We are Experiencing Longer than Normal Hold Times. Now that’s a Bad Excuse!

by Jeff Wiener on January 9, 2012

I’m sure we’ve all heard this before, “Your call is very important to us. Please hold and an operator will be with you shortly,” often accompanied by the explanation, “We are experiencing longer than normal hold times.” I’m likely not alone when I say to all companies out there that this has got to be one of the most frustrating messages to hear when trying to call your business.

Truthfully, if my call was as important as the automated voice says it is, you wouldn’t put me on hold for an eternity while your call centre announcement spews out this verbal garbage in regular 30 second intervals. Again, I’m sure many people reading this can sympathize with my frustration, sitting on hold for minutes if not hours waiting for an operator to help with the same nonsense playing ad nauseam.

I will admit at the outset that our company, Digitcom, is the reason that may of these announcements exist in the first place, as we’ve installed many such automated systems over the years. That said, I certainly don’t advocate putting customers on hold for anything longer than 30 seconds and I would argue that long hold times and repetitive automated messages are results of the misapplication of a helpful communications tool.

In many cases the ACD is used as a crutch for hobbled service departments to lean on or a screen for mismanaged service departments to hide behind…too many calls, too few staff, “Heck, let’s install an ACD!”

The fact of the matter is that many businesses believe that installing an ACD (automatic call distribution) system will fix an already broken service department, when the truth is that unless you do something about effectively handling calls during your peak periods, an ACD will only serve to mask the problem, not solve it. So while an ACD—and in particular the statistics it produces—can certainly help effectively manage the call centre, in many cases companies use this system as an excuse to not answer their phones.

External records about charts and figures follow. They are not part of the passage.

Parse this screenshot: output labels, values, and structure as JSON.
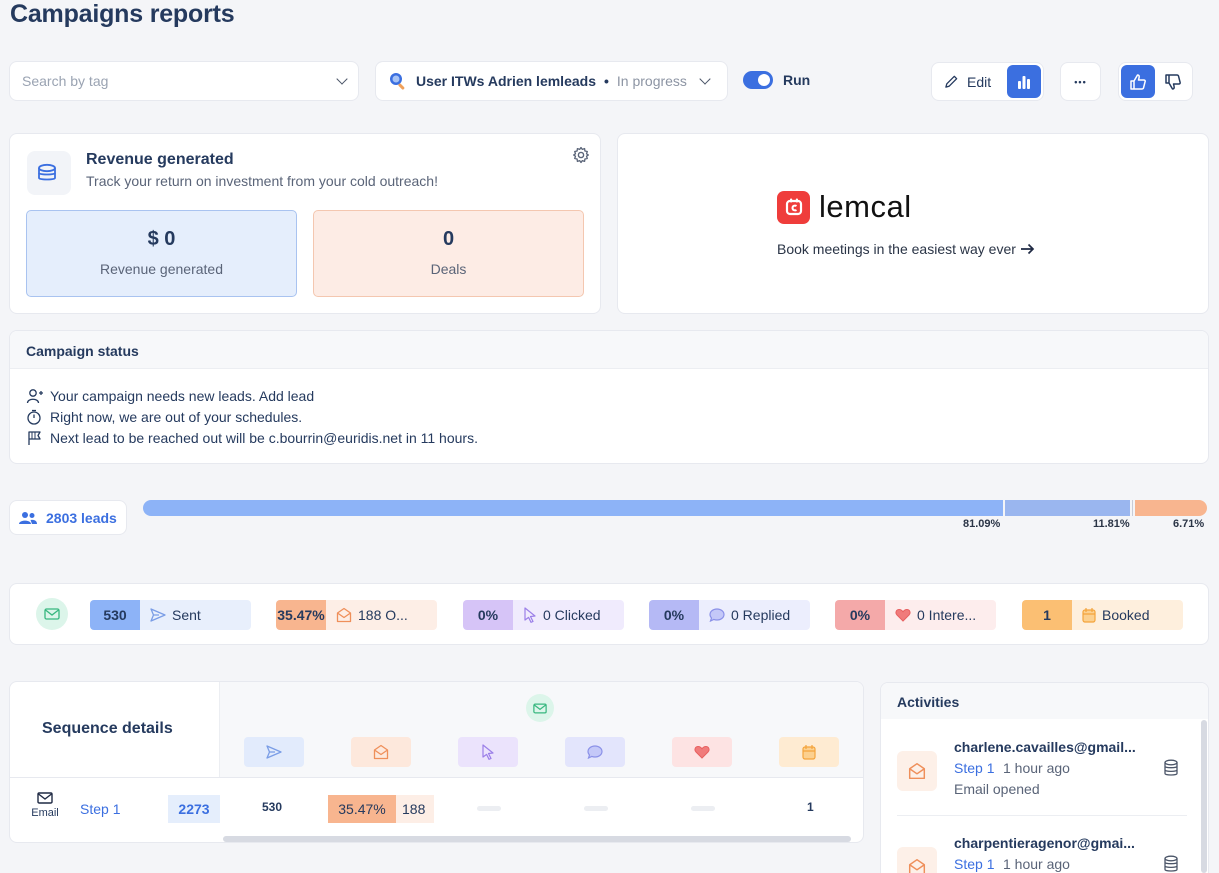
{
  "page": {
    "title": "Campaigns reports"
  },
  "toolbar": {
    "search_placeholder": "Search by tag",
    "campaign_name": "User ITWs Adrien lemleads",
    "campaign_sep": "•",
    "campaign_status": "In progress",
    "run_label": "Run",
    "edit_label": "Edit",
    "more_label": "•••"
  },
  "revenue": {
    "title": "Revenue generated",
    "subtitle": "Track your return on investment from your cold outreach!",
    "revenue_value": "$ 0",
    "revenue_label": "Revenue generated",
    "deals_value": "0",
    "deals_label": "Deals"
  },
  "lemcal": {
    "brand": "lemcal",
    "tagline": "Book meetings in the easiest way ever"
  },
  "campaign_status": {
    "title": "Campaign status",
    "lines": [
      "Your campaign needs new leads. Add lead",
      "Right now, we are out of your schedules.",
      "Next lead to be reached out will be c.bourrin@euridis.net in 11 hours."
    ]
  },
  "leads": {
    "count_label": "2803 leads",
    "segments": [
      {
        "percent": 81.09,
        "label": "81.09%"
      },
      {
        "percent": 11.81,
        "label": "11.81%"
      },
      {
        "percent": 6.71,
        "label": "6.71%"
      }
    ]
  },
  "stats": [
    {
      "num": "530",
      "label": "Sent",
      "num_color": "#8db3f7",
      "lab_color": "#e8effc",
      "icon": "send-icon"
    },
    {
      "num": "35.47%",
      "label": "188 O...",
      "num_color": "#f8b58f",
      "lab_color": "#fdeee6",
      "icon": "open-envelope-icon"
    },
    {
      "num": "0%",
      "label": "0 Clicked",
      "num_color": "#d6c4f7",
      "lab_color": "#f0ebfd",
      "icon": "cursor-icon"
    },
    {
      "num": "0%",
      "label": "0 Replied",
      "num_color": "#b5b9f5",
      "lab_color": "#eceefd",
      "icon": "chat-icon"
    },
    {
      "num": "0%",
      "label": "0 Intere...",
      "num_color": "#f4a9a9",
      "lab_color": "#fdeded",
      "icon": "heart-icon"
    },
    {
      "num": "1",
      "label": "Booked",
      "num_color": "#fbbf73",
      "lab_color": "#feefdd",
      "icon": "calendar-icon"
    }
  ],
  "sequence": {
    "title": "Sequence details",
    "step": {
      "type": "Email",
      "name": "Step 1",
      "count": "2273",
      "sent": "530",
      "open_pct": "35.47%",
      "opens": "188",
      "booked": "1"
    }
  },
  "activities": {
    "title": "Activities",
    "items": [
      {
        "email": "charlene.cavailles@gmail...",
        "step": "Step 1",
        "time": "1 hour ago",
        "event": "Email opened"
      },
      {
        "email": "charpentieragenor@gmai...",
        "step": "Step 1",
        "time": "1 hour ago",
        "event": ""
      }
    ]
  }
}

As an example, I’ve been working with one particular organization for many years now that at one time provided fantastic customer service, answering their phones in a timely manner after never more than 5 or 6 rings. They recently installed a new phone system with an ACD and now when you call you not only hear, “Your call is very important to us, please hold” message,” but worse, the system is so poorly designed that I’ve often waited on hold for upwards of 6 minutes after which the system drops me into voicemail.

If you haven’t guessed already, I quite frankly find this sort of business practice to be absolute garbage. Do companies really think that telling customers repeatedly that their call is very important will make anyone happier or more inclined to believe the incessant verbal diarrhea?

My point in all this is that while communication technology like an ACD can demonstrably improve call centre management, misuse of the tool can actually hurt your business and infuriate your customers.

Now what does proper use of an ACD system look like? The key to remember is that the ACD doesn’t replace a human voice at the end of the line and so endeavour to answer all calls within 30 seconds. An ACD will provide you with the necessary statistics to determine your peak calling periods and then staff those hours accordingly.

Any company that knowingly makes customers wait for extended periods of time—and there are some exceptions of course—doesn’t truly respect their customers. The good news for such companies is that they’ll generally lose enough customers through sheer frustration alone that the resultant drop in call volume will reduce the net waiting period to more reasonable hold times!

So if companies aren’t listening to their frustrated customers let me be the one to say loudly and clearly that NO it isn’t okay to leave customers on hold for 6, 10, 20, or 60 minutes. Repeating the phrase “Your call is very important” doesn’t lessen the sting of having to wait on hold for the next available operator. While there is some justification for providing the explanation, “We are currently experiencing heavier than normal call volumes,” if your company uses this phrase more than 1 percent of the time then you aren’t experiencing heavier than normal call volumes, you’re simply using this phrase as an excuse. Fix the problem!